Ketua Indonesia Police Watch (IPW), Sugeng Teguh Santoso menjelaskan bahwa peningkatan status kasus tersebut menunjukkan sinyal kuat bahwa kasus akan terus berjalan. 

Polresta Tangerang Selatan, kata Sugeng, selanjutnya bisa melakukan upaya-upaya hukum lainnya yakni menetapkan tersangka dan melakukan upaya paksa terhadap para terlapor dalam kasus ini, yakni AN, EAK, dan HJ.

Selain itu, peningkatan status tersebut dapat memberi kewenangan lebih besar pada penyidik untuk melakukan berbagai upaya paksa seperti penggeledahan, penyitaan, penangkapan dan lain lain. Hal itu guna mencari bukti baru, pengembangan termasuk mencari tahu di mana uang itu di cetak. 

“Kalau sudah sidik, maka polisi bisa melakukan upaya paksa penyitaan, penggeledahan di mana uang tersebut dicetak, ya,” kata Sugeng kepada wartawan, Senin 14 September 2026.

Selanjutnya, kata Sugeng, penyidik perlu mengusut asal-usul uang palsu tersebut, termasuk mencari pihak yang mencetak, mengedarkan, maupun menyerahkannya kepada S.

“Tinggal dicari ini siapa yang mencetak uang tersebut,” ungkap Sugeng.

Sugeng menilai kualitas fisik dolar Singapura yang diduga palsu juga menjadi hal penting yang harus didalami. 

Apabila uang tersebut memiliki kualitas cetakan yang sangat menyerupai uang asli, polisi perlu menelusuri kemungkinan adanya pihak yang memiliki kemampuan atau fasilitas khusus untuk memproduksinya.

“Kalau berdasarkan informasi uang tersebut cetakannya sangat baik, mirip sekali.

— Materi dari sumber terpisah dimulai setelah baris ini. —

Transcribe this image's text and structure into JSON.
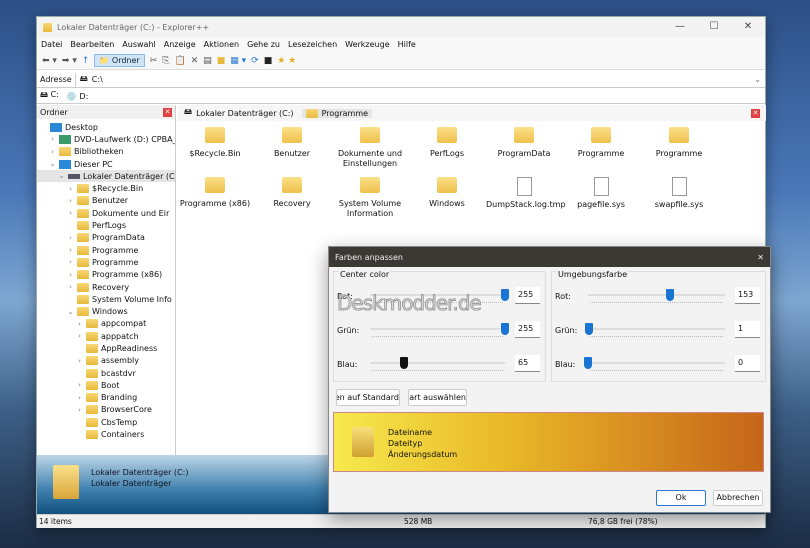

Maka ini harus didalami,” beber Sugeng.

Sementara itu, tim kuasa hukum S dan DM, Yosia Ginting sangat berharap aparat kepolisian dapat bekerja secara profesional dan transparan dalam mengusut kasus dolar Singapura palsu yang nilainya mencapai Rp4,7 miliar ini. 

“Benar, kasus diinformasikan oleh penyidik sudah naik status ke tingkat penyidikan. Harapan kami bisa segera juga diputuskan ada tersangka,” jelas Yosia.

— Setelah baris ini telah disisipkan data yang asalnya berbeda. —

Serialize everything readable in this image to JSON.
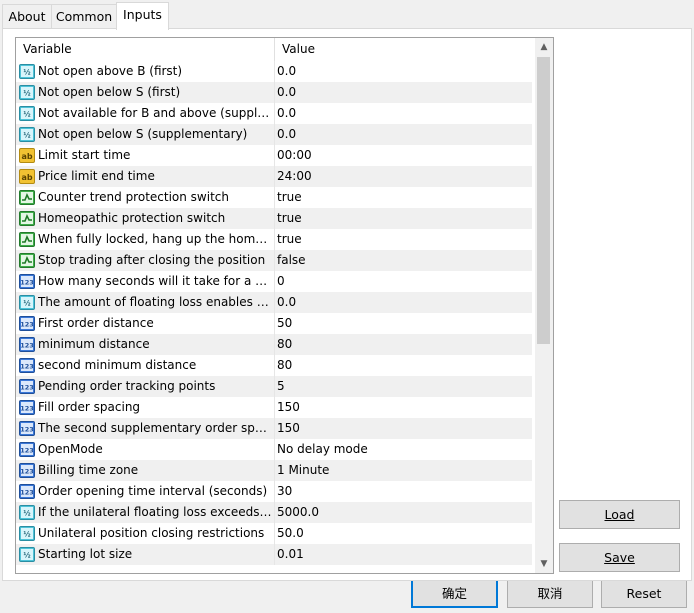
{
  "tabs": [
    {
      "label": "About"
    },
    {
      "label": "Common"
    },
    {
      "label": "Inputs"
    }
  ],
  "table": {
    "headers": [
      "Variable",
      "Value"
    ],
    "rows": [
      {
        "icon": "double-type-icon",
        "name": "Not open above B (first)",
        "value": "0.0"
      },
      {
        "icon": "double-type-icon",
        "name": "Not open below S (first)",
        "value": "0.0"
      },
      {
        "icon": "double-type-icon",
        "name": "Not available for B and above (supplementary)",
        "value": "0.0"
      },
      {
        "icon": "double-type-icon",
        "name": "Not open below S (supplementary)",
        "value": "0.0"
      },
      {
        "icon": "string-type-icon",
        "name": "Limit start time",
        "value": "00:00"
      },
      {
        "icon": "string-type-icon",
        "name": "Price limit end time",
        "value": "24:00"
      },
      {
        "icon": "bool-type-icon",
        "name": "Counter trend protection switch",
        "value": "true"
      },
      {
        "icon": "bool-type-icon",
        "name": "Homeopathic protection switch",
        "value": "true"
      },
      {
        "icon": "bool-type-icon",
        "name": "When fully locked, hang up the homeopathic order",
        "value": "true"
      },
      {
        "icon": "bool-type-icon",
        "name": "Stop trading after closing the position",
        "value": "false"
      },
      {
        "icon": "int-type-icon",
        "name": "How many seconds will it take for a new order",
        "value": "0"
      },
      {
        "icon": "double-type-icon",
        "name": "The amount of floating loss enables the protection",
        "value": "0.0"
      },
      {
        "icon": "int-type-icon",
        "name": "First order distance",
        "value": "50"
      },
      {
        "icon": "int-type-icon",
        "name": "minimum distance",
        "value": "80"
      },
      {
        "icon": "int-type-icon",
        "name": "second minimum distance",
        "value": "80"
      },
      {
        "icon": "int-type-icon",
        "name": "Pending order tracking points",
        "value": "5"
      },
      {
        "icon": "int-type-icon",
        "name": "Fill order spacing",
        "value": "150"
      },
      {
        "icon": "int-type-icon",
        "name": "The second supplementary order spacing",
        "value": "150"
      },
      {
        "icon": "enum-type-icon",
        "name": "OpenMode",
        "value": "No delay mode"
      },
      {
        "icon": "enum-type-icon",
        "name": "Billing time zone",
        "value": "1 Minute"
      },
      {
        "icon": "int-type-icon",
        "name": "Order opening time interval (seconds)",
        "value": "30"
      },
      {
        "icon": "double-type-icon",
        "name": "If the unilateral floating loss exceeds the amount",
        "value": "5000.0"
      },
      {
        "icon": "double-type-icon",
        "name": "Unilateral position closing restrictions",
        "value": "50.0"
      },
      {
        "icon": "double-type-icon",
        "name": "Starting lot size",
        "value": "0.01"
      }
    ]
  },
  "side_buttons": {
    "load": "Load",
    "save": "Save"
  },
  "footer_buttons": {
    "ok": "确定",
    "cancel": "取消",
    "reset": "Reset"
  },
  "colors": {
    "row_alt": "#f0f0f0",
    "accent": "#0078d7"
  }
}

Dalam kasus ini, Polres Tangsel telah meminta keterangan dari enam orang saksi. Polisi juga masih memeriksa pihak-pihak lain yang dinilai mengetahui perkara tersebut.

Kapolres Tangsel AKBP Boy Jumalolo menyatakan, pihaknya turut berkoordinasi dengan Divisi Hubungan Internasional (Divhubinter) Polri untuk meminta informasi kepada Kepolisian Singapura terkait status investigasi terhadap seorang WNI yang berada di negara tersebut. Polisi pun masih menunggu jawaban resmi dari otoritas Singapura.

Perkara tersebut sebelumnya dilaporkan ke Polda Metro Jaya pada 3 Juli 2026 dan kemudian dilimpahkan ke Polres Tangsel.

Komisi III DPR meminta polisi mengungkap secara menyeluruh asal-usul uang, aliran transaksi, serta pihak-pihak yang diduga terlibat.

Tiga anggota Komisi III DPR, yakni Hasbiallah Ilyas dari Fraksi PKB, Rudianto Lallo dari Fraksi NasDem, dan Nasyirul Falah Amru (Gus Falah) dari Fraksi PDIP, menyampaikan pernyataan senada bahwa perkara tersebut memiliki dimensi lintas negara karena uang yang dipersoalkan disebut beredar hingga Singapura.

Mereka meminta kasus tersebut tidak dibiarkan berlarut karena dapat berdampak terhadap citra Indonesia dan kepastian hukum. Polisi juga didorong segera melakukan gelar perkara dan menetapkan tersangka.

Kriminolog Universitas Indonesia Adrianus Meliala sebelumnya menilai perkembangan teknologi memungkinkan kualitas uang palsu semakin sulit dibedakan dari uang asli, antara lain dari kualitas kertas, tinta, dan mesin cetak. Namun, dugaan mengenai asal pencetakan uang tersebut tetap harus dibuktikan melalui penyelidikan.

Sementara itu, Wamenkum Edward Omar Sharif Hiariej menilai aparat dapat menetapkan tersangka apabila telah memiliki sedikitnya dua alat bukti yang cukup. Meski demikian, koordinasi antara Polri dan otoritas Singapura tetap diperlukan untuk membangun konstruksi perkara secara utuh.